Mankad Shawn, Michailidis George
Department of Statistics, University of Michigan, Ann Arbor, Michigan 48109-1107, USA.
Phys Rev E Stat Nonlin Soft Matter Phys. 2013 Oct;88(4):042812. doi: 10.1103/PhysRevE.88.042812. Epub 2013 Oct 17.
Time series of graphs are increasingly prevalent in modern data and pose unique challenges to visual exploration and pattern extraction. This paper describes the development and application of matrix factorizations for exploration and time-varying community detection in time-evolving graph sequences. The matrix factorization model allows the user to home in on and display interesting, underlying structure and its evolution over time.

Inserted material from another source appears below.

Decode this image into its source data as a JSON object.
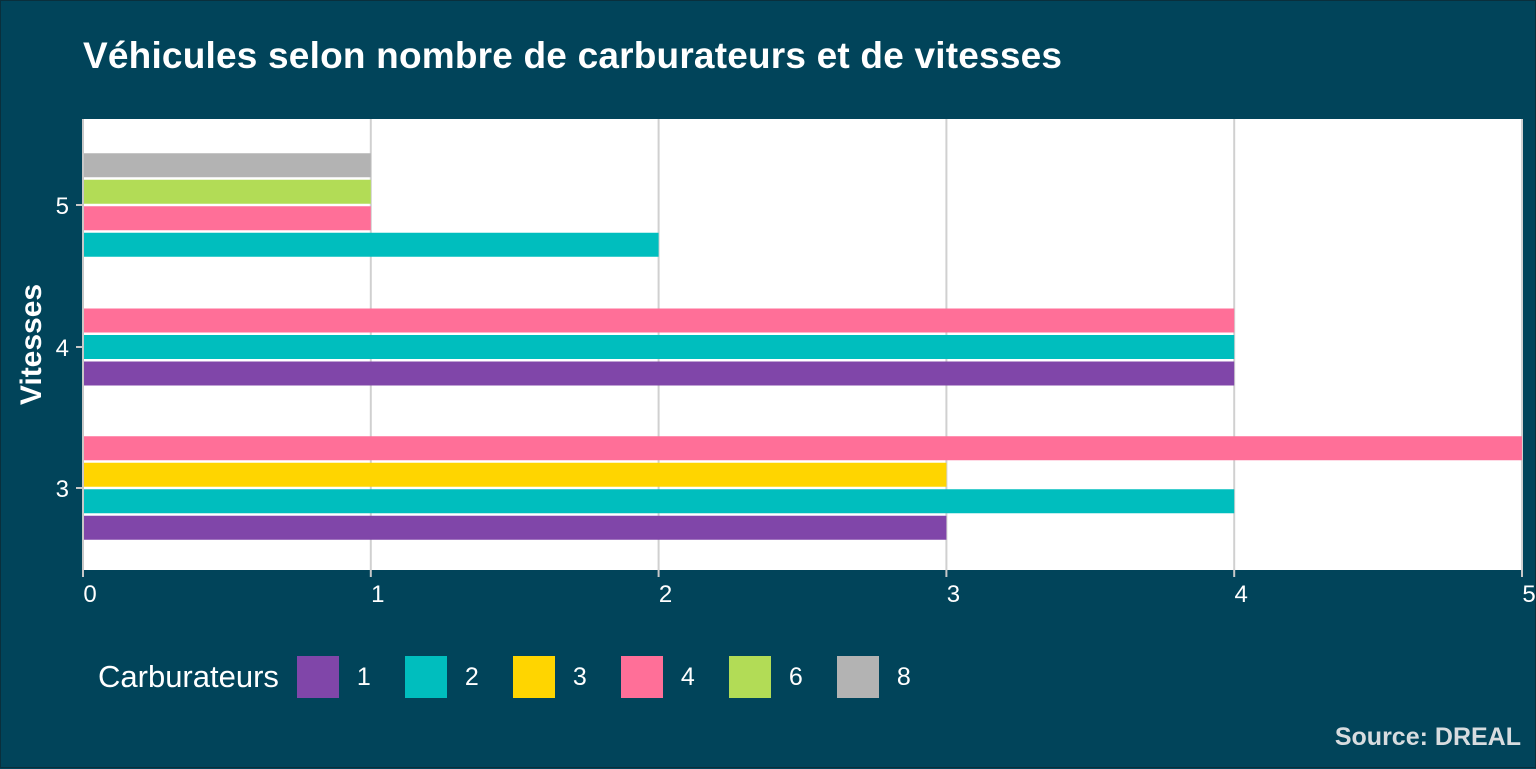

The methods are scalable to weighted networks with a large number of time points or nodes and can accommodate sudden changes to graph topology. Our techniques are demonstrated with several dynamic graph series from both synthetic and real-world data, including citation and trade networks. These examples illustrate how users can steer the techniques and combine them with existing methods to discover and display meaningful patterns in sizable graphs over many time points.
图表的时间序列在现代数据中越来越普遍,给视觉探索和模式提取带来了独特的挑战。本文描述了矩阵分解在时间演化图序列中的探索和时变社区检测的开发与应用。矩阵分解模型允许用户关注并展示有趣的潜在结构及其随时间的演变。这些方法可扩展到具有大量时间点或节点的加权网络,并且能够适应图拓扑结构的突然变化。我们用来自合成数据和真实世界数据的几个动态图序列(包括引文网络和贸易网络)展示了我们的技术。这些例子说明了用户如何运用这些技术并将它们与现有方法相结合,以在大量时间点的大型图中发现并展示有意义的模式。